What a Long Strange Contract It's Been...

Gdk There is a Grateful Dead exhibit “currently playing” at the New York Historical Society, with lots of knick knacks on loan from the archives at UC Santa Cruz. (Jon Stewart once did a funny bit about a job listing for an archivist of the collection, though it apparently peeved serious archivists everywhere).  Here's more information on the exhibit, including the insights of a sociology professor who has written a book called Deadhead Social Science and sounds like she's study the culture like Jane Goodall studied chimps.

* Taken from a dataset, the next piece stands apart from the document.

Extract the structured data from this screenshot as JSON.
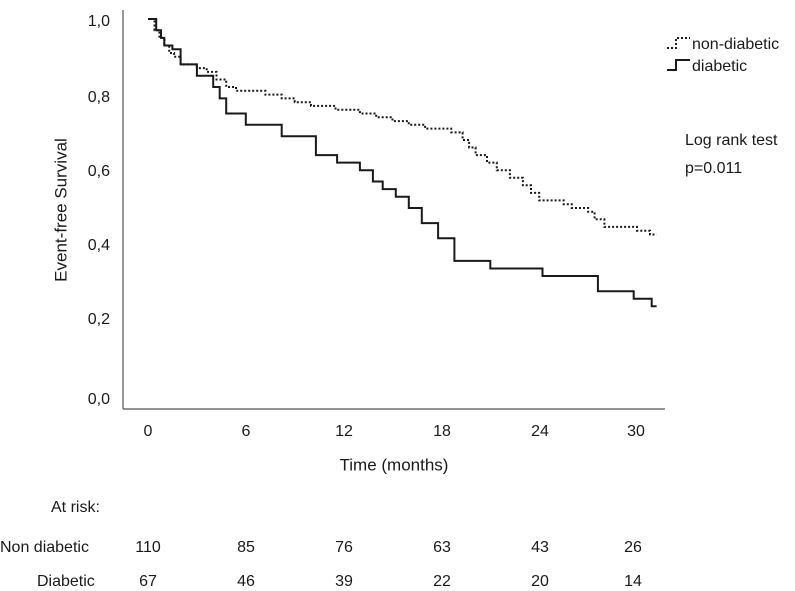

The exhibit was a bit sparse and dissatisfying, and it mostly felt like at $12 excuse to lure you into the gift shop to buy a large peace sign tapestry or small stuffed dancing bear for your kids.  (It still beat grading exams, of course).  There were a few cool pictures of the Fillmore East, which I suppose were obligatory because it was after all an exhibit at the New York Historical Society.

It should be no surprise that, for me, the most interesting thing at the exhibit was a contract – actually, the notice of an exercise of an option pursuant to a contract.  I learned that the Grateful Dead signed their first contract with Warner Bros. in 1966.  They were the first rock band signed to the Warner label.  The exercise of option (pictured, click to enlarge) was dated 1968 and it extended the terms of the 1966 contract through 1969.  There was not a copy (at least that I saw) of the 1966 contract.

In the document, “notice is herby given” to Jerome Garcia and his bandmates that “the undersigned, WARNER BROS. – SEVEN ARTS RECORDS, INC., has exercised and hereby exercises its option under the contract referred to above, for with respect to the Term specified, upon and subject to all of the terms and conditions set forth above and in said contract.”  The exercise came with a $30,000 advance and 8% of domestic royalties, and 5% of foreign royalties. The rest, as they say, is history.

More than anything, I came away with a sense that this band was a superb marketing machine and had a really good business sense, or at least someone advising them that did…. and still does.